Heathrow dismisses Supreme Court ruling on air quality

Those opposed to expansion of Heathrow are celebrating this week after an historic ruling by the UK Supreme Court that forces the incoming government after May 7 to tackle air pollution immediately. The airport has played down the ruling.

heathrow plane

The unanimous ruling by the UK Supreme Court on Thursday to effectively orders the Government to deliver an effective plan for dealing illegal levels of air pollution in the UK by the end of the year.  The Court ruled the:

“The new Government, whatever its political complexion, should be left in no doubt as to the need for immediate action to address this issue.”

The historic ruling is the culmination of a five year legal battle fought by environmental lawyers ClientEarth for the right of British people to breathe clean air.

ClientEarth says the ruling will save thousands of lives a year by forcing the Government to urgently clean up pollution from diesel vehicles, the main source of the illegal levels of Nitrogen Dioxide found in many of the UK’s towns and cities.

ClientEarth Lawyer Alan Andrews said: “Air pollution kills tens of thousands of people in this country every year.
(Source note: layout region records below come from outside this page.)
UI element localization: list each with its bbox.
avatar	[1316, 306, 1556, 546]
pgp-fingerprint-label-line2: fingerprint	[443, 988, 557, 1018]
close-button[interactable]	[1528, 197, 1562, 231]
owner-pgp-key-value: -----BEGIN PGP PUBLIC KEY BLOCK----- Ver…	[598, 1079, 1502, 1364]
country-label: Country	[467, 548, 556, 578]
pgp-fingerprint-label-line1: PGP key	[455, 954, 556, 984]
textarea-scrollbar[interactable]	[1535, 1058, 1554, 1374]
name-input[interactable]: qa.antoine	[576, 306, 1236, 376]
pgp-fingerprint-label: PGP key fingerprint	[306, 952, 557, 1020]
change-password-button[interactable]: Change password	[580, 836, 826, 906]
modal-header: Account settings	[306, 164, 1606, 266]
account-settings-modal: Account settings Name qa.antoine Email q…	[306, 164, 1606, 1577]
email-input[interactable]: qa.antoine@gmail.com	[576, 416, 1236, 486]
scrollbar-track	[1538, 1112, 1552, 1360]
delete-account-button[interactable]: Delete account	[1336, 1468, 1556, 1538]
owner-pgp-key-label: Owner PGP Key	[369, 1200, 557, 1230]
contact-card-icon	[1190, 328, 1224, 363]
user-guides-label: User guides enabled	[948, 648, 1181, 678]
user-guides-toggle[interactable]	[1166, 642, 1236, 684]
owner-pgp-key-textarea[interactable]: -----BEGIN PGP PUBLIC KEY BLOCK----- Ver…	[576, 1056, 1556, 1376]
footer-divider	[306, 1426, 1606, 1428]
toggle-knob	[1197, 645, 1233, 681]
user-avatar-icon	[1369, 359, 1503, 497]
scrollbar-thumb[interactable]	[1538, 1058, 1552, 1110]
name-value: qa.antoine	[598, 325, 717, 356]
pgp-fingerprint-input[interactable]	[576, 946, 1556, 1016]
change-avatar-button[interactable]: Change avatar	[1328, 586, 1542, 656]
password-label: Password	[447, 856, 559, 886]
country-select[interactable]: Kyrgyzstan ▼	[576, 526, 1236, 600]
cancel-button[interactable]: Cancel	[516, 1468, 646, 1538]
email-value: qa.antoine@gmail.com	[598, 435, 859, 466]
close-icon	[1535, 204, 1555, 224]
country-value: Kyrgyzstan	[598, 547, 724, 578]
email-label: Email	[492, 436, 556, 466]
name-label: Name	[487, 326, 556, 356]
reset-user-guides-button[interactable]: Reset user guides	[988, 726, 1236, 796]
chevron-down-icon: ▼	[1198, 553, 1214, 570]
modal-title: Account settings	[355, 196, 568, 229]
We brought our case because we have a right to breathe clean air and today the Supreme Court has upheld that right.”

“This ruling will benefit everyone’s health but particularly children, older people and those with existing health conditions like asthma and heart and lung conditions.

The next Government, regardless of the political party or parties which take power, is now legally bound to take urgent action on this public health crisis.

“Before next week’s election all political parties need to make a clear commitment to policies which will deliver clean air and protect our health.”

The Supreme Court ruling means the Government must start work on a comprehensive plan to meet pollution limits as soon as possible. Among the measures that that it must consider are low emission zones, congestion charging and other economic incentives.

Various groups over the last few days have observed that the ruling could be the death knell for Heathrow’s expansion plans, and even potentially diesel cars, including Stop Heathrow Expansion.

John Stewart, chairman of Hacan, said:

It is difficult to see how any government will get away with backing a new runway at Heathrow when the plans it is now required to draw up urgently to present to the EU say it must come up with a coherent plan to cut air pollution.

Heathrow has played down the ruling, insisting that traffic is the main cause locally:

“The airport is a small but material contributor to air pollution levels in the area. By far the greatest contribution arises from non-airport traffic and background levels of air pollution.”

Its plans for expansion are based on 50% of passengers arriving to the expanded airport by public transport.

Heathrow Airport chief executive, John Holland-Kaye, said:

“We have a good track record in reducing emissions, now we will go even further and continue to work with partners to reduce emissions in the roads around Heathrow. We have ambitions to be one of the most responsible airports in the world, and the best neighbour we can be to our local communities.”